Billy rubs his forehead with his palm, runs his hand through his hair. Then he reaches into the open window by Rocko. “I wanted to leave you this. Like, a surprise.”
It’s a Whitman’s Sampler box. It’s yellow, and there are flowers in the corners of it and there’s a bird and a basket that look embroidered on. Chocolates.
“They’re my gran’s favorites, and I thought . . . Shit.”
“Chocolates?”
“I tried to leave them a few times, but once your uncle was mowing the lawn, and then there was this kid . . .”
“Harrison, my cousin.”
“He took my picture.”
“He did? I’m sorry. He’s a little protective.”
“And when I was on your street, I saw Rocko, you know? Pretty obvious what’s going on with him, the state he’s in . . . And so today—”
“You stole him.”
“I wouldn’t say stole exactly.”
“Kidnapped.”
“Fine, kidnapped. I don’t like to call it that, but whatever. And just as I’m getting him in the truck I see your truck pulling out of your street, and I thought—”
“You thought you’d follow me.”
“You make me sound like a creeper.” He’s right.

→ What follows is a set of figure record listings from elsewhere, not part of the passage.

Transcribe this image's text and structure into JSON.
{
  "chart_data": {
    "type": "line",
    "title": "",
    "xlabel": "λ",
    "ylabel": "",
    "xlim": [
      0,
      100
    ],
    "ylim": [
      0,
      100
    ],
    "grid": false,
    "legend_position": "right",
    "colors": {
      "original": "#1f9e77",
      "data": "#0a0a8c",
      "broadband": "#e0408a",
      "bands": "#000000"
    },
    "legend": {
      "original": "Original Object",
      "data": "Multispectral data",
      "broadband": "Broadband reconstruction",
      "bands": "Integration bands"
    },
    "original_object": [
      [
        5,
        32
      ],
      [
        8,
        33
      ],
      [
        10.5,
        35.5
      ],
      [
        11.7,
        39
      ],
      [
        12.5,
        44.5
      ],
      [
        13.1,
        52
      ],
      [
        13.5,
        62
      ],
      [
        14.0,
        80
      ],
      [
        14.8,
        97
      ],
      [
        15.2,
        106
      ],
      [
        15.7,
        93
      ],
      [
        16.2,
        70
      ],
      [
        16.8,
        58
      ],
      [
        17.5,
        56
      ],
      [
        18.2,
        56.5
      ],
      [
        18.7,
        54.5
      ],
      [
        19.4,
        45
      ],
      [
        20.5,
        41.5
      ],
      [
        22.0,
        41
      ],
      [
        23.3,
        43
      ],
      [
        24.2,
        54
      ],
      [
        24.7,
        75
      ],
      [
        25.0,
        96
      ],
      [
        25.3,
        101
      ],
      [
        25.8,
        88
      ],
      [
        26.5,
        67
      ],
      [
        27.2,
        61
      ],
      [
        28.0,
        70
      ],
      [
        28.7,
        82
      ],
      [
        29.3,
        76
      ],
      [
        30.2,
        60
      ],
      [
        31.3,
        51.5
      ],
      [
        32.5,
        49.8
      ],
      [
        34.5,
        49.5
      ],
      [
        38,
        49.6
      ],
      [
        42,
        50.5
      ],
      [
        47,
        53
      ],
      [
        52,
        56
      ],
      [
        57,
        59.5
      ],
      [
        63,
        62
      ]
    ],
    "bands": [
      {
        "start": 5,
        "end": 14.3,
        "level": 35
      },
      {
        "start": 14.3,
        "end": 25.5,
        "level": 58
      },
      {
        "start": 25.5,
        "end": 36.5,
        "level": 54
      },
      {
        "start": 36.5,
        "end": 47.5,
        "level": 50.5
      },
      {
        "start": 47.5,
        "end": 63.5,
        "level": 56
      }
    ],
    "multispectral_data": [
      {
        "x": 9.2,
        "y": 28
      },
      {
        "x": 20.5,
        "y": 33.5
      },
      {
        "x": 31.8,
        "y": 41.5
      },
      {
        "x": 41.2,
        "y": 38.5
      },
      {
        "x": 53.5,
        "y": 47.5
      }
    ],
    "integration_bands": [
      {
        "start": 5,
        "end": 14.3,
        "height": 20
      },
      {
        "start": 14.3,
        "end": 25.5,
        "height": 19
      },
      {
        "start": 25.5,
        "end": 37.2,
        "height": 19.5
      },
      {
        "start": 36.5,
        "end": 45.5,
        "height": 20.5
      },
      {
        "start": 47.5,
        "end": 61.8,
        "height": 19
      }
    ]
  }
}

Who is she to talk?
“I mean, you could have just called.”
“I tried!”
“You did?”
“I thought maybe you gave me the wrong number on purpose.”
“Let me see your phone.”
He digs it out of his pocket and hands it over. Ivy sucks her juice bottle and watches like Billy and Mads are Bert and Ernie in a riveting episode.

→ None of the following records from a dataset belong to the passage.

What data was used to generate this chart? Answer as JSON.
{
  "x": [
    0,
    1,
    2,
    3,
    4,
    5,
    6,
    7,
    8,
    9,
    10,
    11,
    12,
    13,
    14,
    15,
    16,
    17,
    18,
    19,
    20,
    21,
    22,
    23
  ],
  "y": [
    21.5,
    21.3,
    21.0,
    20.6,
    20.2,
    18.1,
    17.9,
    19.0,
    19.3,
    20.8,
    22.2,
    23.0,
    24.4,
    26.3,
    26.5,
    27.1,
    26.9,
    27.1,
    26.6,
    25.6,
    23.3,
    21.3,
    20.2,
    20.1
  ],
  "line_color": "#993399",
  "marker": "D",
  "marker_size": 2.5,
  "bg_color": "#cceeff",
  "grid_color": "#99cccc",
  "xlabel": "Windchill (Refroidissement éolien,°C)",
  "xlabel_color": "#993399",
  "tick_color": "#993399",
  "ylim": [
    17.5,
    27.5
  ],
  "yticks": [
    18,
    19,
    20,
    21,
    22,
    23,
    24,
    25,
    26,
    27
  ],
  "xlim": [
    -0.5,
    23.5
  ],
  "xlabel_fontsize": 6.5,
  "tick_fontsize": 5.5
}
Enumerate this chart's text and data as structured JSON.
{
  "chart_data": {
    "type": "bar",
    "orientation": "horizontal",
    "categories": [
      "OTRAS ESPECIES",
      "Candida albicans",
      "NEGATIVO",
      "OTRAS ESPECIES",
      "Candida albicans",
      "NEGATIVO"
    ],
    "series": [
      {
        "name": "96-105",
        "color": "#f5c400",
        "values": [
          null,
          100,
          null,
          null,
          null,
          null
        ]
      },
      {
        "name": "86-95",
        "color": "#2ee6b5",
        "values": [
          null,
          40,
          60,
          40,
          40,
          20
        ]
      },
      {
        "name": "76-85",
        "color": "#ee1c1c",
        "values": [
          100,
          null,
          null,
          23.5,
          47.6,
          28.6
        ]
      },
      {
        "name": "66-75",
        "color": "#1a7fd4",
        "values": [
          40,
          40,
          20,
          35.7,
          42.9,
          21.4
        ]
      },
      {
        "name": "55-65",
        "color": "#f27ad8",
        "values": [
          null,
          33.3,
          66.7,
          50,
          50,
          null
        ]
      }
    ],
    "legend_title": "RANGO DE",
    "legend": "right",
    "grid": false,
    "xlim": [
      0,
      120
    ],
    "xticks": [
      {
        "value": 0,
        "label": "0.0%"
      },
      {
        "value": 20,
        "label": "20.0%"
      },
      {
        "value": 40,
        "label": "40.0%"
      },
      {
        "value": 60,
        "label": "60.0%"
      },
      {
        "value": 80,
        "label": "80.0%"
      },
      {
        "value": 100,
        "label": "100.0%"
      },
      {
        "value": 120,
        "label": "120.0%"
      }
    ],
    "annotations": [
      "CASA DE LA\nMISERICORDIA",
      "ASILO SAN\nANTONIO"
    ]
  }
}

“Four five four eight, not seven. I’m an idiot. I’m so sorry.” She’s still astonished that he’s standing here in front of her now, but all at once, she’s relieved, too. Relief washes over her, pours and pours like a waterfall. She wants to tip her chin up to it in gratitude.
“Sometimes girls do that, the number thing. . . .” He blushes.
Ivy slurps the last of her bottle, flings it to the seat. “Duh,” she says.
“Do you want to get out of this car? Go down there?” He crooks his head toward the beach. “Walk, or something? Rocko probably has to pee.”
She shouldn’t. She remembers in a rush why even spending time with this boy is wrong. All that remembering pushes in and shoves at her conscience. But the relief is so great, and she’s just really so happy to see him. “Sure. Let me change Ivy first.”
“I’ll get Rocko on a leash.”
Mads changes Ivy and then slathers her with sun lotion. Ivy’s hair is stuck up all sticky and sweet-smelling. Mads pops a hat on over it, ties it underneath Ivy’s chin. Ivy grins like she’s having the best day ever.
Billy and Mads and Ivy and Rocko cross over the tracks, to a soft sand beach. Kids dig and build castles and fetch water from the shore in pails while moms unwrap snacks and keep a watch out. Mads puts Ivy in her pack.